Recently the police called and told me there was a reporter on the ledge of a tall building who was ready to jump into another career. She was depressed and ready to set fire to her dreams. Could I come and talk her down?
Sure, why not. I do it all the time.
I arrived and took in the scene.
I recognized the reporter, an attractive young woman who had a ton of talent. I'd seen her stories; she had a personality that jumped off the screen and turned excellent packages even though she didn't work in a big market. Why she was on the ledge was a mystery. She stood there, lower lip quivering, looking down at a street filled with traditional nine-to-five careers that would bore her to death.
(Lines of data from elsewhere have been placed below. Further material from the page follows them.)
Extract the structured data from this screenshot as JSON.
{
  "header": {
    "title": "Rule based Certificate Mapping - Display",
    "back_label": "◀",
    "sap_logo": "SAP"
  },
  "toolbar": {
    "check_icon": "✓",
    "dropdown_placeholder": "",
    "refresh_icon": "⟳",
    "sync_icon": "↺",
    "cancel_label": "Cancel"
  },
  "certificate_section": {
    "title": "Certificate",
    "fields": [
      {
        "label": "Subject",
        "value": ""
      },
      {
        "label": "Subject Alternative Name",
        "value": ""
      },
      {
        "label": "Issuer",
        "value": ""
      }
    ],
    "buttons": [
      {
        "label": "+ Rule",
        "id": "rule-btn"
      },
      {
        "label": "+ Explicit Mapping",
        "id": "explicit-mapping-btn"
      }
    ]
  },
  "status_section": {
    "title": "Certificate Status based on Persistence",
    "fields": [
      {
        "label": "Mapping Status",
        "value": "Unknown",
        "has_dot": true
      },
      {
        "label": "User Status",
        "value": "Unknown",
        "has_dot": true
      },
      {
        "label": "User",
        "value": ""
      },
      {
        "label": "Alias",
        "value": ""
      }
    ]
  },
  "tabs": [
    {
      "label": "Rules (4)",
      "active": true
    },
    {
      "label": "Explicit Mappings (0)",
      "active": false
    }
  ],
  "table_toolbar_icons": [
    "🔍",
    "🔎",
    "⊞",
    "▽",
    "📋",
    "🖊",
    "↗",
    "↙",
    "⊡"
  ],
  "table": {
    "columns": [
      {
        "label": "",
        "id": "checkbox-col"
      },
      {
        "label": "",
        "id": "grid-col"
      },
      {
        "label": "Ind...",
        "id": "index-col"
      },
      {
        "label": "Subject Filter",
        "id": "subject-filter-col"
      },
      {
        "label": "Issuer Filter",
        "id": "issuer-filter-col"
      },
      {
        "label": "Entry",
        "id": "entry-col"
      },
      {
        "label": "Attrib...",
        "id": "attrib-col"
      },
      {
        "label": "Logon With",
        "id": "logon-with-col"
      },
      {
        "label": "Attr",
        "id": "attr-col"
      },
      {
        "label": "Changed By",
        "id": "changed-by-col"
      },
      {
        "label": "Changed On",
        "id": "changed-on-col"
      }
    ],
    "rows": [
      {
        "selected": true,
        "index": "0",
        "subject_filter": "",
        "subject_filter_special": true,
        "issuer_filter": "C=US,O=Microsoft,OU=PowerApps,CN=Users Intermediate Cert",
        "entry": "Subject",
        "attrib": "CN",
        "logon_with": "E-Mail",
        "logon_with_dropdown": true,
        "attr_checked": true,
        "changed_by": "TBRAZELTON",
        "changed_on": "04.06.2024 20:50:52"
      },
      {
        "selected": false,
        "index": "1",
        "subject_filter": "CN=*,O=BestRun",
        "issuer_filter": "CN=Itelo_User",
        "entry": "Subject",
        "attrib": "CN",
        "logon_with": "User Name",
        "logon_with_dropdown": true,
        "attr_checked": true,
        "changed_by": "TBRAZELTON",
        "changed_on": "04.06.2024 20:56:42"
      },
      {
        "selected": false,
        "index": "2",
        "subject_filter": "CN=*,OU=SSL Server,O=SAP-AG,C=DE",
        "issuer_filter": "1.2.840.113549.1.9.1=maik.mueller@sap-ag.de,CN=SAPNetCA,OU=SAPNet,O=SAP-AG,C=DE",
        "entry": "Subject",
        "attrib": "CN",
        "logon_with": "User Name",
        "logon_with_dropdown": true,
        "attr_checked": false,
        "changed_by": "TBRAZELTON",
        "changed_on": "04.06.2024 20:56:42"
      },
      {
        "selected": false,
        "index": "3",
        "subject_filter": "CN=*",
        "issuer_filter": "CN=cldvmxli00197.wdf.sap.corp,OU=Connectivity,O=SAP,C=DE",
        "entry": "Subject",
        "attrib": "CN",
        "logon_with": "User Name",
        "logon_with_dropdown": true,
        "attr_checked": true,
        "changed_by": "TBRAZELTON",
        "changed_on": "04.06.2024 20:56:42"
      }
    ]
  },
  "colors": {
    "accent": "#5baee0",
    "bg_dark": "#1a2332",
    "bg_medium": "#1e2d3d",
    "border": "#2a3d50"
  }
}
And yet she was about to jump and leave something she loved behind.
"Hey," I said. She turned to face me and said nothing, her eyes filled with tears and hurt. The cops said I had to be very tactful and not spook her, that I needed to be gentle and soft spoken.
"What the hell are you doing on that ledge? Get off there!"
She wiped her eyes and furrowed her brow. "Excuse me?"
"You heard me," I said, moving closer to the ledge. I reached it, about ten feet from her, and looked over the edge. "You wanna jump into that?"
"It's safe," she said. "No more resume tapes, no more contracts, no more crazy managers."
I pointed over the edge at the undead heading for their jobs. "Look at them. Same thing every day for the next forty years. Watching the clock. Nothing to look forward to. No dream."
"I'm tired of waiting," she said. "Suppose I never get a better job?"
"You'll get one."
"I've been sending out tapes forever. Everyone says they like me, but it's always a hiring freeze, or the timing isn't right, or the economy stinks."
"The stars have to align."
She rolled her eyes. "Yeah, I've read your blog. You always say that."
"Because it's true. Timing is everything, but eventually talent finds a good home."
"I'm not sure I want to wait for those stars." She turned and looked back over the ledge. "At least down there I wouldn't have to worry about anything."
"Don't you care that you'll be bored out of your mind?"
"I do, but I think I could deal with it."
"You think you could make a difference down there?"
She paused a moment, leaned back and looked at me. "Why do I need to make a difference?"
"Because you can," I said. "Your stories can inspire, save lives, help people make ends meet, educate. You can change the world in a small way. You remember how it feels when you've done a story and it makes a difference?"
She nodded and smiled, took a step back from the ledge. "Yeah. That is pretty nice."
"Success isn't defined by market size."
She shook her head. "Damn you and your logic. I hate when you do that."
"So, why don't you go back to your career, make a difference, and let the opportunities come to you instead of chasing them so hard? Why not live in the present?"
She leaned over the edge, took a look at the zombies below, and stepped back onto the roof. "Okay. I guess I can do that a little while longer."